Ce lundi 19 mai, le Sénat s’apprête à entériner la loi portée par Gabriel Attal, dans un vote largement acquis à la majorité droite-centre qui domine la chambre haute. Une étape décisive pour un texte qui a connu de multiples obstacles depuis son dépôt, mais qui pourrait être freiné une dernière fois par un recours devant le Conseil constitutionnel, annoncé par la gauche.

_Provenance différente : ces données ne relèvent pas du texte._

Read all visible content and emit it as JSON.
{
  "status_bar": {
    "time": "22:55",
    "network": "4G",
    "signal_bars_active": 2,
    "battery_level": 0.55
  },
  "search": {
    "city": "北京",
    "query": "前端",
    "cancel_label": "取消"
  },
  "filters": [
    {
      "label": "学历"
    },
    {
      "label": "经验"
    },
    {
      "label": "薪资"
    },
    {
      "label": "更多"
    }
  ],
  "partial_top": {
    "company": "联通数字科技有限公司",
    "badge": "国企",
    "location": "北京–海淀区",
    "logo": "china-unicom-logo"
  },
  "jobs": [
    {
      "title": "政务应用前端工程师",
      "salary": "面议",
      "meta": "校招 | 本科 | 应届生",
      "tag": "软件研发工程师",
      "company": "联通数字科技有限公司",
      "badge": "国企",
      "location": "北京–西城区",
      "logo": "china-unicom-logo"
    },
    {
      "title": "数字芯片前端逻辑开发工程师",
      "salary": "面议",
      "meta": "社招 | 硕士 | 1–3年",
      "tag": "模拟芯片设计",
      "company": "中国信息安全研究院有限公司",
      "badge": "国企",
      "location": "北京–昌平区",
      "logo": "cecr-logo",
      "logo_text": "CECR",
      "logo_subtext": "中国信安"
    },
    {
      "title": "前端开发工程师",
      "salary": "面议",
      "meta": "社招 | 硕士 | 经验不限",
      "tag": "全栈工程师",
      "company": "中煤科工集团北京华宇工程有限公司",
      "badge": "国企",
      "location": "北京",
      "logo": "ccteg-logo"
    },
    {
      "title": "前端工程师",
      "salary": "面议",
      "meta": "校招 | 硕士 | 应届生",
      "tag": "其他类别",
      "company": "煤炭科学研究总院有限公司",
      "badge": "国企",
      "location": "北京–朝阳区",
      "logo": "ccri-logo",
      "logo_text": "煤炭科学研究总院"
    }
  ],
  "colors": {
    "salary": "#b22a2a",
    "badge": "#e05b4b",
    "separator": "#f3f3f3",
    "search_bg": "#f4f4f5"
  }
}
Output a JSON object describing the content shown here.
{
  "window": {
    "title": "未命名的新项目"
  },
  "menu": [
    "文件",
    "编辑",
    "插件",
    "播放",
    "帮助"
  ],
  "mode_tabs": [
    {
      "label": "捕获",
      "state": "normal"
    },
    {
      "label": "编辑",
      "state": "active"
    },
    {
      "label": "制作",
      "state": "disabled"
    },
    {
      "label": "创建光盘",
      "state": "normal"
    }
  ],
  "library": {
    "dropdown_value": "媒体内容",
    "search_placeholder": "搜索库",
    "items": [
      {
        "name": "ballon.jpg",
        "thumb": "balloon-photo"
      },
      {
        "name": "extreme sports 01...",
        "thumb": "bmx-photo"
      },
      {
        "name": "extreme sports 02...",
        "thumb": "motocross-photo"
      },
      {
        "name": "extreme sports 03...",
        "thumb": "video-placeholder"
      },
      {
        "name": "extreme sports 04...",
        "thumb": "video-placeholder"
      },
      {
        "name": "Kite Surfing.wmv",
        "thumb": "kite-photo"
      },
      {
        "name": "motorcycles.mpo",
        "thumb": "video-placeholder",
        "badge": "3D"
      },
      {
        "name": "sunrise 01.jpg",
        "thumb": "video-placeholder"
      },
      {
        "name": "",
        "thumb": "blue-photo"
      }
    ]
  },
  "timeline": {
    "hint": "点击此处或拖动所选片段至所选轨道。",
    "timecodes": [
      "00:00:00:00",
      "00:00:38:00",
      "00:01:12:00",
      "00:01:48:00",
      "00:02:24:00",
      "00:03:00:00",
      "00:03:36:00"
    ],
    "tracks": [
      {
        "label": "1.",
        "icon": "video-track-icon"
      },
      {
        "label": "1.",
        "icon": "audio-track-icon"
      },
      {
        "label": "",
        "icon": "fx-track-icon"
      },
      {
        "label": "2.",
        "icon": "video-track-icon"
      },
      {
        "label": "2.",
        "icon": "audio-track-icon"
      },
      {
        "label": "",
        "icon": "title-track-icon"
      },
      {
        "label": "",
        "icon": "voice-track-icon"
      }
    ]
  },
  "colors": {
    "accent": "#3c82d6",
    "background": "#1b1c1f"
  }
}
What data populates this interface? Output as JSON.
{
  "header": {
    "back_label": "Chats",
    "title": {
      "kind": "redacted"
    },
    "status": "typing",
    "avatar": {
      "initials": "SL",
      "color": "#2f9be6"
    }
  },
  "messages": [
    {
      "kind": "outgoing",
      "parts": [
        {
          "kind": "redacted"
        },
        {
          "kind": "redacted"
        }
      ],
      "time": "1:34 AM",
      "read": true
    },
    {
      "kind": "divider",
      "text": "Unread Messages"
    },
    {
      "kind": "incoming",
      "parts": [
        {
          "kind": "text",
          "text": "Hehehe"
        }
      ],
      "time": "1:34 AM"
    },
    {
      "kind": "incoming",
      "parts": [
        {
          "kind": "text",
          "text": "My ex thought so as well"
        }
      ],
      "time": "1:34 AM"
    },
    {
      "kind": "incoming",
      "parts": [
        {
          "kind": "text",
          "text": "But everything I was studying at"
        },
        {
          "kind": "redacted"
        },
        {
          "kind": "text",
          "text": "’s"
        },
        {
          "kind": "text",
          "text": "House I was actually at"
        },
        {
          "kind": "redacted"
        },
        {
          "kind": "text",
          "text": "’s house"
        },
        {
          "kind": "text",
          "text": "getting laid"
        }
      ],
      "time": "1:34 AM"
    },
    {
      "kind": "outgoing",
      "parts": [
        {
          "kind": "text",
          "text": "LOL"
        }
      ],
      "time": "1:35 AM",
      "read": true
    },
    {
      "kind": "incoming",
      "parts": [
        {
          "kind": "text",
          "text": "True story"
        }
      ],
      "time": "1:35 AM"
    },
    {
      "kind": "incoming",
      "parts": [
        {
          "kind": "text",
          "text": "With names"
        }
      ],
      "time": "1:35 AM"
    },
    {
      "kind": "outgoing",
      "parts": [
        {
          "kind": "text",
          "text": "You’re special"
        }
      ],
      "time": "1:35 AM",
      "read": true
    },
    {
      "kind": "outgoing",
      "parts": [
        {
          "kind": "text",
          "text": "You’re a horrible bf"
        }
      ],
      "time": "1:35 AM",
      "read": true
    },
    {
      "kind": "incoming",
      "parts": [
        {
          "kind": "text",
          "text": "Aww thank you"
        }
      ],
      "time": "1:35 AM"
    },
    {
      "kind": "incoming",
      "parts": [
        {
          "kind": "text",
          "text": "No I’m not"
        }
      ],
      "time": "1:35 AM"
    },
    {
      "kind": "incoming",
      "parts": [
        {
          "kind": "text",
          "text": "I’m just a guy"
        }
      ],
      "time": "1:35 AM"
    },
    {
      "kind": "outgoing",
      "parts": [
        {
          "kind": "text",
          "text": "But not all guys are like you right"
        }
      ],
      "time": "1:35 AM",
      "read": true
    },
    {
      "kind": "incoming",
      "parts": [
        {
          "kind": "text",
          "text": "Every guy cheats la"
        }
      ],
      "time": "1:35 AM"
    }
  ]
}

Un texte né dans les cendres des émeutes de 2023
La genèse de cette réforme remonte aux violentes émeutes de l’été 2023, impliquant de nombreux adolescents. En réponse, Gabriel Attal promettait alors une justice plus rapide, plus ferme et plus responsabilisante, notamment envers les familles. Ce triptyque – autorité, responsabilité parentale, célérité des jugements – a guidé l’élaboration du texte, désormais sur le point d’être adopté, malgré des débats houleux.